April 15, 2014 – NAFCU President and CEO Dan Berger wrote President Obama and Senior Advisor Valerie Jarrett Monday on the need for the Federal Reserve Board of Governors to have a credit union representative as a member.Berger wrote about the increasing regulatory burdens the credit union industry is facing and how the ongoing dialogue with the Federal Reserve Board would be strengthened by the presence of a member with experience in the industry. “A well-educated, experienced credit union CEO would add value to the Federal Reserve Board of Governors by offering both the credit union perspective and, more generally, the perspective of smaller community lenders,” Berger wrote.
“NAFCU applauds your recognition in the most recent State of the Union
address of the need for creditors to continue to fund small businesses,”

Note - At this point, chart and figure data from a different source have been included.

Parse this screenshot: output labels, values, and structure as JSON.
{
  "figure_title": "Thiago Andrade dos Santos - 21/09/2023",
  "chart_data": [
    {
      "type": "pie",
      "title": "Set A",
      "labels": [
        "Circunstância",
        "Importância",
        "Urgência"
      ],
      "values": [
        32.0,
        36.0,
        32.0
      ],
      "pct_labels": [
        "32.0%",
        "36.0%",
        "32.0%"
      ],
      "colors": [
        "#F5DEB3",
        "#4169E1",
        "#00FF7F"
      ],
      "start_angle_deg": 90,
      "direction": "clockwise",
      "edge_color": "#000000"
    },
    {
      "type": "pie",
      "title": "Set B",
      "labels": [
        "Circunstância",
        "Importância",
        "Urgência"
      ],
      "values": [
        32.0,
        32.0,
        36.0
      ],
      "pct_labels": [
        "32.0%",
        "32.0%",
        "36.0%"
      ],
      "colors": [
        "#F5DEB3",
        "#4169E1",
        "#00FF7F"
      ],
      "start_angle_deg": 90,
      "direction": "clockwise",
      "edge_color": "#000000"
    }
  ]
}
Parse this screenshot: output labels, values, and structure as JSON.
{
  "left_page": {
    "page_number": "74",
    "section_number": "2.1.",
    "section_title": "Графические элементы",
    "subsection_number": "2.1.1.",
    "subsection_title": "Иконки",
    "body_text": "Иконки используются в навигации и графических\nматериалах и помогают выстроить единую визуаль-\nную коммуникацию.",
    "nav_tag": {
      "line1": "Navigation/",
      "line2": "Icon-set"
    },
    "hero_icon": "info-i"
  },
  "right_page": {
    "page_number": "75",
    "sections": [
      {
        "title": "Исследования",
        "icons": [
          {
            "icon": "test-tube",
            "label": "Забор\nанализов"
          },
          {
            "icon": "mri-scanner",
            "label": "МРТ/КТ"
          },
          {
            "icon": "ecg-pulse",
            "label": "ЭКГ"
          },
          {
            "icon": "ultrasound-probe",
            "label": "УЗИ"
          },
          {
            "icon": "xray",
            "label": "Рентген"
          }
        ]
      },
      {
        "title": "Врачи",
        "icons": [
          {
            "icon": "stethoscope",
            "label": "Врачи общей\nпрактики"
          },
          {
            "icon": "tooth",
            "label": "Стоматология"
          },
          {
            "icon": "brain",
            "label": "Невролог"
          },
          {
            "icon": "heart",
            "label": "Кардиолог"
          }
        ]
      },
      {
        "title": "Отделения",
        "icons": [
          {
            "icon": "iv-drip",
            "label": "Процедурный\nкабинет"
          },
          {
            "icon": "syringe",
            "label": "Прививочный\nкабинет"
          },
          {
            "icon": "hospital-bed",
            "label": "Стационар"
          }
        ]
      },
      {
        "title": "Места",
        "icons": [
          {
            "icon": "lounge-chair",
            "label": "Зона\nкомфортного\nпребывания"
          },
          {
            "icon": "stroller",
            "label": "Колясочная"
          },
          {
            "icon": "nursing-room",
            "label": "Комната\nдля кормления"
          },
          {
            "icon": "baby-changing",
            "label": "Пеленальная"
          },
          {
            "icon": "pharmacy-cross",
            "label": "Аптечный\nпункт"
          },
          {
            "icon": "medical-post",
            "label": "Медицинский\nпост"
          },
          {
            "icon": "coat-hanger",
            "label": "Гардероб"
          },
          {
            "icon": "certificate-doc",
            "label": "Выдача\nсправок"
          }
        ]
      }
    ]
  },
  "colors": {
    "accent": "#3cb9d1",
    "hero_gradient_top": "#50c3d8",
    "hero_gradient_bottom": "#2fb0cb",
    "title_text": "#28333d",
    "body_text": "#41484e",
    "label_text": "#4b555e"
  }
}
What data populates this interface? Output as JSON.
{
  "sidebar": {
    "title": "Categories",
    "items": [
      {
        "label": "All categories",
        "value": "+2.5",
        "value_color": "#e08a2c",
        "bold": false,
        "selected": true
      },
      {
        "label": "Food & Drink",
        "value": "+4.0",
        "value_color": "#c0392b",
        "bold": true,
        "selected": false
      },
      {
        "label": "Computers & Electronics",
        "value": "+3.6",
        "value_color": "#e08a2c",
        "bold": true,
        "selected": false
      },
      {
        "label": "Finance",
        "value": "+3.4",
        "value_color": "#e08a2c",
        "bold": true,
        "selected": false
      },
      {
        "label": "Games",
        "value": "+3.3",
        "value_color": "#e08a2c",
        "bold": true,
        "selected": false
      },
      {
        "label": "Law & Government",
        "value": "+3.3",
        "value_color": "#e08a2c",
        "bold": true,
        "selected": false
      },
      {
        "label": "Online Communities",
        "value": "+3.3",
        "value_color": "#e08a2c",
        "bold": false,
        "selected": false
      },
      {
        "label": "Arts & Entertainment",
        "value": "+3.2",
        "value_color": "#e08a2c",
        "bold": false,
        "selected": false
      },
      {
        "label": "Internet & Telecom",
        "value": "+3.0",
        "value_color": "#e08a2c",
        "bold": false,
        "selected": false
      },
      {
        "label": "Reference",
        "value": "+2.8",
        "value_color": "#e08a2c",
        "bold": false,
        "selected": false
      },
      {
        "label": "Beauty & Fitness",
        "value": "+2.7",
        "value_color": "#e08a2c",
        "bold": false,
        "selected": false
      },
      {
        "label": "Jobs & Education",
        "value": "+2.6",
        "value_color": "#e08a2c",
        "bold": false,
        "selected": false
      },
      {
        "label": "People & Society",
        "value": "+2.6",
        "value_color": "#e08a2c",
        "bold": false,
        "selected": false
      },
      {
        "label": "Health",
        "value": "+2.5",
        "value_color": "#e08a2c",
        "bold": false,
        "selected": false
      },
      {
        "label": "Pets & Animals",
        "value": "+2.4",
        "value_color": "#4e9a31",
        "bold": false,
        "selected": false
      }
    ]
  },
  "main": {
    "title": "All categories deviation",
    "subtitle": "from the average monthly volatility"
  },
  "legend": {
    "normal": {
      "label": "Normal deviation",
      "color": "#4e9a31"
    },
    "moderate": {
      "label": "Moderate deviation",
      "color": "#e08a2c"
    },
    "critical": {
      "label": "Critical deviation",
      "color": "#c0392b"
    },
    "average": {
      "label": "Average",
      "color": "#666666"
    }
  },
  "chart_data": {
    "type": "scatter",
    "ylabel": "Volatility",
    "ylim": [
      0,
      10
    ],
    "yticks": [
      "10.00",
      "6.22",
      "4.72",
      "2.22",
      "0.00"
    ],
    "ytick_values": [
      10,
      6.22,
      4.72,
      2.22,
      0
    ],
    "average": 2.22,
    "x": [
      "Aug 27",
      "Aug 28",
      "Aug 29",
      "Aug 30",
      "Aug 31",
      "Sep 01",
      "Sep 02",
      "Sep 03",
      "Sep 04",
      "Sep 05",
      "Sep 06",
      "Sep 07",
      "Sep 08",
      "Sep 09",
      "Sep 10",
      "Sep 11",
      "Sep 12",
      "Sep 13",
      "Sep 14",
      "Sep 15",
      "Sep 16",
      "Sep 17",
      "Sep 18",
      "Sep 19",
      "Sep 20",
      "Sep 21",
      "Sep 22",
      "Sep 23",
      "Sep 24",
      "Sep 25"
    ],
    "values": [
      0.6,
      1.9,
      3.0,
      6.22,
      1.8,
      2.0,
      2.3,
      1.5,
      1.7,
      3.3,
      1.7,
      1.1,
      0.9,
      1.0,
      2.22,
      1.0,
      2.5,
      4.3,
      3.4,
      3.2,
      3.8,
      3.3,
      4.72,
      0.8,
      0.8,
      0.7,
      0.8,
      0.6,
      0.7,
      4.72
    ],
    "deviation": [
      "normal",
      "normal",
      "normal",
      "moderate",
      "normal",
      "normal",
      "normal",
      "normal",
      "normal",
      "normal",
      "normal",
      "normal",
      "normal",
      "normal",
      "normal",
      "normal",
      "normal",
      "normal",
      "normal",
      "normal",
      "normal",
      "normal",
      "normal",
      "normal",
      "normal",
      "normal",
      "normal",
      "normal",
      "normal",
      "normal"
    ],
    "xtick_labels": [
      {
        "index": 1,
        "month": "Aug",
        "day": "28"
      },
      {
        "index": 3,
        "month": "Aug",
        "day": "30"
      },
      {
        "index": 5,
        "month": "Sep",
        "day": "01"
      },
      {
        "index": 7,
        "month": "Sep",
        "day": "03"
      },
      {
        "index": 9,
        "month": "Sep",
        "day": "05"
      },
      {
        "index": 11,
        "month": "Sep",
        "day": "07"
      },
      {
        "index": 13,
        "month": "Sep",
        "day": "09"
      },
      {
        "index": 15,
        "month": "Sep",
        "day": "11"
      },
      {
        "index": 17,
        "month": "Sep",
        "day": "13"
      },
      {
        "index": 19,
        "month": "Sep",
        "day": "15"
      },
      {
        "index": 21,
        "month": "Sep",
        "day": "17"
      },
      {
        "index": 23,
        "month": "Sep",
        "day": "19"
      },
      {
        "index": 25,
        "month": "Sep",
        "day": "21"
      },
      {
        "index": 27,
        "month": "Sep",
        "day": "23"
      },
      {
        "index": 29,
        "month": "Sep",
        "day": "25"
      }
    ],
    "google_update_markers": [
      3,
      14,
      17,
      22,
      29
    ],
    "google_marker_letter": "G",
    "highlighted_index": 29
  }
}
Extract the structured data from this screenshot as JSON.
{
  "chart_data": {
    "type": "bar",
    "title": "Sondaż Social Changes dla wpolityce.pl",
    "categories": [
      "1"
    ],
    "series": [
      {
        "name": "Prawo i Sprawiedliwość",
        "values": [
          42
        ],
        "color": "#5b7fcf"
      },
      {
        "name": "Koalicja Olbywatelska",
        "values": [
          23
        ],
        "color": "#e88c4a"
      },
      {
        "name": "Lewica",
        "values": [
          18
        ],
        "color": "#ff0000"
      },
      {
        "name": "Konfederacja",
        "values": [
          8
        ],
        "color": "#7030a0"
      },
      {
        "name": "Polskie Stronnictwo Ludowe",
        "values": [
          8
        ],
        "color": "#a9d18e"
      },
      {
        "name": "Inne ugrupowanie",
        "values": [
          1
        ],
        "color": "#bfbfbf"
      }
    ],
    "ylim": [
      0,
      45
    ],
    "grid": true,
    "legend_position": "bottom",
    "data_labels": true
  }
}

Berger wrote. “The nation’s credit unions are uniquely qualified to
help make this a reality by strengthening access to financial services
in communities throughout Main Street America. A 2011 study commissioned
by the Small Business Administration's Office of Advocacy found that,
even during the financial crisis, credit unions have the ability to
provide some extra business lending in response to the reductions in
bank business lending.”
Berger also cited the independent study commissioned by NAFCU this year which showed that the total benefit from the credit union industry to U.S. consumers is $17 billion per year.